What can a soon-to-be-married couple do to avoid these awkward moments you ask? Well, I have a simple answer that I like to call "The Dance Through The Decades."
This dance will encourage participation, evoking the spirit of true support and recognition while creating a sentimental mood of love involving many more of the wedding guests. The Disc Jockey will request all the "Married Couples" to join the bride and groom on the dance floor. Being invited guests at the wedding, most couples will certainly comply. As a result you'll have immediate participation and a show of support for the brand-new couple. As everyone makes their way to the floor, the DJ should play a nice romantic tune for all to enjoy.
Once the dancing has begun, after a few moments the DJ will make a request: "If there are any couples that have been married for less than one day, they may have a seat." The response may be surprise, but the guests will soon catch on as the newly married couple takes their seats. After a few moments more of dancing, the DJ will make another announcement: "If there are any couples that have been married five years and less, you may have a seat as well. Thank you for participating."
Now everyone will realize what is happening. Conversation grows as the dance continues, with everyone trying to figure out which couple has been married the longest. The DJ continues as the music plays, 10 years, 15 years, 20 years and so on.

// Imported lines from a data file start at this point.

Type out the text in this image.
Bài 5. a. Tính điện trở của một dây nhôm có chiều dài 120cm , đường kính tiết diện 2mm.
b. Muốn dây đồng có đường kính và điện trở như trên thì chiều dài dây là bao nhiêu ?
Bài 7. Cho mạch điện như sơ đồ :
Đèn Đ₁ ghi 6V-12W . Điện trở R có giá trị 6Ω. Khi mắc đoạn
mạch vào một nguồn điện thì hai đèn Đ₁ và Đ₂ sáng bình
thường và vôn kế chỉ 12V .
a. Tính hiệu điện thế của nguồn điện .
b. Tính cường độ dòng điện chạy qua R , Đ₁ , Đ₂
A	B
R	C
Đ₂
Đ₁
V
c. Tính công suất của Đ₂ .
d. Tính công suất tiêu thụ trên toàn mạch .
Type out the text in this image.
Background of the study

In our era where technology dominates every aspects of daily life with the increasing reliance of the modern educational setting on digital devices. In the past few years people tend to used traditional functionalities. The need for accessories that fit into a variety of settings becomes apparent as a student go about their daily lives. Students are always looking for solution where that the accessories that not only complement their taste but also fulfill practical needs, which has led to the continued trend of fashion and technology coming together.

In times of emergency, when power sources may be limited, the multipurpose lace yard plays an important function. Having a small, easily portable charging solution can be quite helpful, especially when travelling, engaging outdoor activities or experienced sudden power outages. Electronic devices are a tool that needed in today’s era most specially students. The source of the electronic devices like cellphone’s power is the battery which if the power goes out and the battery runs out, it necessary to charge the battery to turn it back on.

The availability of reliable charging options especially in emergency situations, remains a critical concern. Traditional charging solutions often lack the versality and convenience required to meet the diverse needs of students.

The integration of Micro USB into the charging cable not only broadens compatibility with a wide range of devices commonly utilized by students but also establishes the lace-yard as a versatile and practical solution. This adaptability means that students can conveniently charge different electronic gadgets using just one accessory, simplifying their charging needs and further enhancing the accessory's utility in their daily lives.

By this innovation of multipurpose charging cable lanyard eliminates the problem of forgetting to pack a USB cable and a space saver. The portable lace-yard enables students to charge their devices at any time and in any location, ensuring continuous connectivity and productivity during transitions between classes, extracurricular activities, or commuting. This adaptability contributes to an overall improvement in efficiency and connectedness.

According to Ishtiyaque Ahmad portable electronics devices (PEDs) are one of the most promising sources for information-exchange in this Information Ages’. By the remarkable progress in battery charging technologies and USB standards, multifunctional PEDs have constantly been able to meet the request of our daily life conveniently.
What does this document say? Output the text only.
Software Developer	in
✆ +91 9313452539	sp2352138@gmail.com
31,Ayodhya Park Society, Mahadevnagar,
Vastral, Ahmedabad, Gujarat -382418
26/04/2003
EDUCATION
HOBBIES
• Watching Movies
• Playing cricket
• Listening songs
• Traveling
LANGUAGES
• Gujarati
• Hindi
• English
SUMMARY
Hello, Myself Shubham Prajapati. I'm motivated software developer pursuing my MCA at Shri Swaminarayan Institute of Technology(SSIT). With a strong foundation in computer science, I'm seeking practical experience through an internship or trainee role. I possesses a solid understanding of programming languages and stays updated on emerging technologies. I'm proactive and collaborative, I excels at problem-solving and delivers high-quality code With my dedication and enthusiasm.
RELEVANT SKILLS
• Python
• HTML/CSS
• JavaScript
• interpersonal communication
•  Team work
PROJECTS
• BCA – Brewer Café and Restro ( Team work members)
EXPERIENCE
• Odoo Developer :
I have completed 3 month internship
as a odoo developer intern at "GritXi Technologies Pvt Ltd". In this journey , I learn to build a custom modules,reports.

In your wedding, as the dance gets closer to highlighting your longest married couple, the DJ should encourage the other wedding guests to applaud each couple as they are eliminated. Having performed this event many times, I have often finished the dance with couples who have been married for over 50 years. Once the longest married couple has been determined and everyone is cheering, the bride and groom present the bouquet and garter to the winning couple. At this point the DJ should acknowledge all participating couples.
This event usually only takes a few songs, which is also a bonus. It creates a very special moment, without taking over your wedding.